After school districts complete the first three days of snow, state law allows them to “forgive” – ​​or, more precisely, steal – three days lost. And it allows the state Department of Education to authorize forgiveness three more days after that, and both districts and the department routinely do so. In the 2018-19 school year, school districts across the state dispensed 96 missed days and the Department of Education dispensed another 17. If schools close for more than nine days, the Legislature is known to intervene and forgive more school days .

There will always be cases where schools will still need to cancel classes. You cannot expect students to learn and teachers to teach if there are widespread and prolonged power outages in the district, for example. And it is unrealistic to expect remote participation when “snow days” are really hurricane days, necessary for evacuations that people actually obey.

Comment: There are no more snow days for this school district in South Carolina

But, as Greenville schools must demonstrate, there is no longer any reason to cancel classes routinely – and therefore there is no longer an excuse to tell students that it is very inconvenient to provide them with the class time promised by state law.
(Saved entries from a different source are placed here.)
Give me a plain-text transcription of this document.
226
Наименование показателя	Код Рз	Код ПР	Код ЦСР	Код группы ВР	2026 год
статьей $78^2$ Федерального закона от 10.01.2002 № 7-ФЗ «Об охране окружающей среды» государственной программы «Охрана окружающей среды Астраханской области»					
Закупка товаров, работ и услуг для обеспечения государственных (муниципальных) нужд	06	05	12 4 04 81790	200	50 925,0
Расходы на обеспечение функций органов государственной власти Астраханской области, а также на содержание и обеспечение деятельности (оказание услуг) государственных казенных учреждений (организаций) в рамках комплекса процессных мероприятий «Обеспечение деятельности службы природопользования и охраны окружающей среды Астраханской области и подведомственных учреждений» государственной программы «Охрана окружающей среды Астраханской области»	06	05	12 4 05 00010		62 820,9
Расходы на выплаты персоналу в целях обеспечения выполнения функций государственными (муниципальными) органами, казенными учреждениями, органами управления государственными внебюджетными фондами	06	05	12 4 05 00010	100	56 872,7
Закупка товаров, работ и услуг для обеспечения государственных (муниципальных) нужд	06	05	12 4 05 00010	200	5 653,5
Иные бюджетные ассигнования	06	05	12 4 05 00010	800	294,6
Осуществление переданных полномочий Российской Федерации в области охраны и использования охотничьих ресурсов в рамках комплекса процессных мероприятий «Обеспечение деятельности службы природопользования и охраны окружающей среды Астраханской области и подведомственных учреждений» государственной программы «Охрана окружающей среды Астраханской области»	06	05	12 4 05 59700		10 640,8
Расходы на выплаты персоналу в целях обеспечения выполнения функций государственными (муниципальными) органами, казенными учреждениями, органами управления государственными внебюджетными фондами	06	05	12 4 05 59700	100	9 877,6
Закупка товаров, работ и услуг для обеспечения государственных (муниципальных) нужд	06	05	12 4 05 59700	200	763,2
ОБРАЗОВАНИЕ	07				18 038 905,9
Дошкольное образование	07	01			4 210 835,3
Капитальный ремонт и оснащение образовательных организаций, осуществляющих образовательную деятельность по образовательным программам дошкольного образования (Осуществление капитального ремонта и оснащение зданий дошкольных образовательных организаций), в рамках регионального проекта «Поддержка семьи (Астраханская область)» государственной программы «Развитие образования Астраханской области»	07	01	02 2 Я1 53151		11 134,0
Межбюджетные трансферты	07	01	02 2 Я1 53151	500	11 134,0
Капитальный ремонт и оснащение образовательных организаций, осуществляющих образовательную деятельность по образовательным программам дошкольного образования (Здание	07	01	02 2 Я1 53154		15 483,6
It is encouraging to see all state legislators who are so passionate about not deceiving children in their promised education that they joined us by arguing that school districts need to allow students to attend classes in person during the pandemic, rather than relegating them. to online teaching – classes only. We hope that this passion for learning extends into the day of snow, and that they pass a law that allows – or even compels – all districts to offer remote classes when they have to close buildings for the winter.

Although these online classes in most cases are not a substitute for face-to-face classes, they are much better than the nothing we have given to so many students when the weather is bad.